Question

Need help on my homework. I've done a problem like this before but with a simpler expression in the parenthesis. I am not sure how to even approach the problem. The question is:
Draw a right triangle to simplify the given expression. Assume x > 0.

sin(2cos^1x). (Hint: use sin2(theta) = 2sin(theta)cos(theta).

Answer 1

Was that meant to be cos^(-1)x inside?
So the inverse function of cosine? arccos(x)

Answer 2

Yes. Sorry for the confusion

Answer 3

Remember that the trig functions do something kind of interesting.
They take an angle...
and then the trig "function" applied to this angle gives a relationship based on sides of a triangle.
\[\large\rm \cos \theta=\frac{adjacent}{hyptenuse}\]

Answer 4

Inverse cosine does the opposite,
it takes a value or ratio of sides,
and spits out an angle.\[\large\rm \color{orangered}{\cos^{-1}x=\theta}\]

Answer 5

It is actually 2cos^(-1)x inside the parentheses.

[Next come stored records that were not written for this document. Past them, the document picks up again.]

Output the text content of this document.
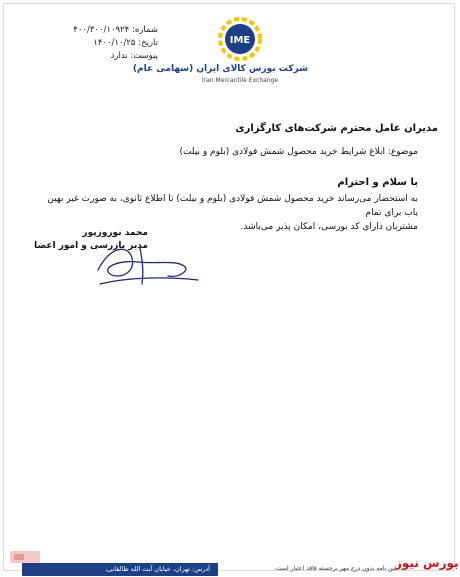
شماره: ۴۰۰/۳۰۰/۱۰۹۲۴
تاریخ: ۱۴۰۰/۱۰/۲۵
پیوست: ندارد
IME
شرکت بورس کالای ایران (سهامی عام)
Iran Mercantile Exchange
مدیران عامل محترم شرکت‌های کارگزاری
موضوع: ابلاغ شرایط خرید محصول شمش فولادی (بلوم و بیلت)
با سلام و احترام
به استحضار می‌رساند خرید محصول شمش فولادی (بلوم و بیلت) تا اطلاع ثانوی، به صورت غیر بهین یاب برای تمام
مشتریان دارای کد بورسی، امکان پذیر می‌باشد.
محمد نوروزپور
مدیر بازرسی و امور اعضا
آدرس: تهران، خیابان آیت الله طالقانی،	این نامه بدون درج مهر برجسته فاقد اعتبار است. بورس نیوز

Is there some way to factor out the 2?

Answer 6

We'll worry about that later :)

Answer 7

We would like to do some triangle business first.

Answer 8

So we're saying that our inverse cosine function is equivalent to some angle theta,\[\large\rm \color{orangered}{\cos^{-1}x=\theta}\]Do you understand how to get from there,
\[\large\rm \cos \theta=x\]to here?

Answer 9

Yes I just worked it out and rearranged it

Answer 10

So anyway, this cos(theta)=x we can write as,\[\large\rm \cos \theta=\frac{x}{1}=\frac{adjacent}{hypotenuse}\]And we can draw a right triangle to illustrate this relationship.